İsrail’in terörizm finansı soruşturmacıları, 2018’de yaptıkları keşfi durdurma umuduyla olmuştu. Ancak İsrail ve Amerikan hükümetlerinin en üst düzeylerinde, yetkililer İran’a karşı çeşitli finansal yaptırımlar uygulanmasına odaklanıyordu ve Hamas’a öncelik vermiyordu. Ancak, keşif yapan ajanlar, şirketlerin ve yatırımcıların belgeleri durdurmalarını ve Hamas bağlantılı şirketlerle iş yapmayı durdurmasını umarak bazı belgeleri Facebook’a yüklemişlerdir. 2018 keşfinden sonra, Hamas’ın para ağı, finansal sistemde daha derinlere gömüldüğü ortaya çıkmıştır.

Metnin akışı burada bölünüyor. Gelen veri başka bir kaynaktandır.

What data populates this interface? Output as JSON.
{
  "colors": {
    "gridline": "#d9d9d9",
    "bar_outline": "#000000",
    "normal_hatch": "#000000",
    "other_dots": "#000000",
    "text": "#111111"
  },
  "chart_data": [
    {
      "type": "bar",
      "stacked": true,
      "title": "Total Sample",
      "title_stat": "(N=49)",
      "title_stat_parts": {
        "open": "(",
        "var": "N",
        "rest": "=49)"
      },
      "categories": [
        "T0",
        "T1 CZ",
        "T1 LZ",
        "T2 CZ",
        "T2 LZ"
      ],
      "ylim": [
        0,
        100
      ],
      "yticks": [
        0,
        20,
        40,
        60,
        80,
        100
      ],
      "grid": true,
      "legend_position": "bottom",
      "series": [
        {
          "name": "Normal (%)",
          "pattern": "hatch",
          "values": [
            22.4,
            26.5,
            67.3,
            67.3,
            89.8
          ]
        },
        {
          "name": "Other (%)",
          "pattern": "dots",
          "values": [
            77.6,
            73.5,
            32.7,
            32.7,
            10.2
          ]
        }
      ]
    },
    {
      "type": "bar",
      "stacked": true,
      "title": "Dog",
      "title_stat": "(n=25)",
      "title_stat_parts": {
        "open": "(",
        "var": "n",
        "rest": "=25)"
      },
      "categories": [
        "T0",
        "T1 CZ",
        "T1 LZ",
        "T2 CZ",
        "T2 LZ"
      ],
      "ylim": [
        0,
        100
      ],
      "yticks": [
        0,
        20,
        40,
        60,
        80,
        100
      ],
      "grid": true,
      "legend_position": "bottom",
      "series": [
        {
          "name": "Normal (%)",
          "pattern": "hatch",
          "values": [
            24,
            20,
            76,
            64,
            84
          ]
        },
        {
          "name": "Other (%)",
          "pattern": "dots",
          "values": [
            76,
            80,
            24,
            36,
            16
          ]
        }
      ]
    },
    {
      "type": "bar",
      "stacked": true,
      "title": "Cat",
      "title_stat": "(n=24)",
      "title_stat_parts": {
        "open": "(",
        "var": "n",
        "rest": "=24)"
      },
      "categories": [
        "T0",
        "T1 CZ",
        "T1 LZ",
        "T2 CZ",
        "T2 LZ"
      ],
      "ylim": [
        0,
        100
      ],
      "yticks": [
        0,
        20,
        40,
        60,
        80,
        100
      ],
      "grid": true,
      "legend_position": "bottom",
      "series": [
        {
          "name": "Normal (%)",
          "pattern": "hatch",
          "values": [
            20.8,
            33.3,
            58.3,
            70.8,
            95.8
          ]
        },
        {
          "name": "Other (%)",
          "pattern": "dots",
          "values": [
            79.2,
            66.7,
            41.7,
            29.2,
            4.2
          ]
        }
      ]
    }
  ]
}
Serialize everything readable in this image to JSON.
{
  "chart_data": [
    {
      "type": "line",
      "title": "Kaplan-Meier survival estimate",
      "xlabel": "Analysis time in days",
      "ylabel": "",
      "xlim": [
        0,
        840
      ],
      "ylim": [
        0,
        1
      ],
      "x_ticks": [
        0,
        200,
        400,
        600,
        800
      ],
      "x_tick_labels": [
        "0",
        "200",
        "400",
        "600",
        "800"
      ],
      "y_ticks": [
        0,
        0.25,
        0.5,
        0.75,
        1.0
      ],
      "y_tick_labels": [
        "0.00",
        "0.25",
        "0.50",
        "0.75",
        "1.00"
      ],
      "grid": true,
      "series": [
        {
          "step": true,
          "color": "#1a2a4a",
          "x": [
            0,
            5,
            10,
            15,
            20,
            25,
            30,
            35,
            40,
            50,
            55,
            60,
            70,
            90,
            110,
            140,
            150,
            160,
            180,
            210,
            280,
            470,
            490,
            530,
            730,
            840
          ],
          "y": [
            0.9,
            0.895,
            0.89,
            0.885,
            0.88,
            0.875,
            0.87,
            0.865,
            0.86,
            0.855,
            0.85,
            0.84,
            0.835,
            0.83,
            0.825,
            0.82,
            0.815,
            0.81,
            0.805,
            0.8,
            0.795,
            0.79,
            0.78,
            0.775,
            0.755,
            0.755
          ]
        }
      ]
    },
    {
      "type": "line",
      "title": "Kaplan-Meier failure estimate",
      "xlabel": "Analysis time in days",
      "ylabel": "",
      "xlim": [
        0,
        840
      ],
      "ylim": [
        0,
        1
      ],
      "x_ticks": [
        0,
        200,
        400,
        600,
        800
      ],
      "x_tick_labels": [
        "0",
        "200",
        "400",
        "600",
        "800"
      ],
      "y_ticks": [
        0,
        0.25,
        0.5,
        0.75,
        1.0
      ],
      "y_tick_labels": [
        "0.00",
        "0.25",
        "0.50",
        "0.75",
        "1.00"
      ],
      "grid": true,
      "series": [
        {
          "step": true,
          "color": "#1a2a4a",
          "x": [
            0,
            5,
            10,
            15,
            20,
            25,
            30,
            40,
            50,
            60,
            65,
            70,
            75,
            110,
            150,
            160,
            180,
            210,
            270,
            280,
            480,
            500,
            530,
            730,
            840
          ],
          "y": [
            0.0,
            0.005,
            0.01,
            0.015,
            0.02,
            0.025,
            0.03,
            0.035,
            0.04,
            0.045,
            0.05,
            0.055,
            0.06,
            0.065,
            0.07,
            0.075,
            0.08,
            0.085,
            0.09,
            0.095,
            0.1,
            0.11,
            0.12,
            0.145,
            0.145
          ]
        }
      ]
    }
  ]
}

Bu ağ, özellikle Türkiye’de önemliydi. Arap Yarımadası’nda Hamas’a hoşgörü göstermeyen Suudi Arabistan, önemli bir gelir kaynağı olan Sudan’daki gelirlerinden vazgeçti. Ancak, Cumhurbaşkanı Recep Tayyip Erdoğan liderliğindeki Türkiye’nin Hamas’ı suçlamaması, Türkiye’deki faaliyetlerini net bir şekilde sınırlamaması dikkat çekicidir. 2019 yılına gelindiğinde, Hüsam Al-Shawa ve diğer Hamas’la bağlantılı kişilerin, Türk bankalarında dolar hesaplarına sahip olabildiği görülmüştür. Trend GYO başta olmak üzere Hamas’la bağlantılı şirketlerin kara listesine alınmasına rağmen, Türkiye’de halen faaliyet göstermeye devam ettiği tespit edilmiştir.
Sonuç olarak, İsrail ve Amerika Birleşik Devletleri’nde finansal istihbarat öncelikli bir konu olarak ele alınmalı ve terör örgütlerinin finansal ağları daha etkili bir şekilde engellenmelidir. Bu ağların etkin bir şekilde takip edilmesi ve engellenmesi, terör örgütlerinin silahlanmasına ve saldırılarına kaynak sağlayan temel bir adım olacaktır. Bu nedenle, finansal istihbaratın önemi ve etkinliği vurgulanmalı ve gerekli önlemler acilen alınmalıdır.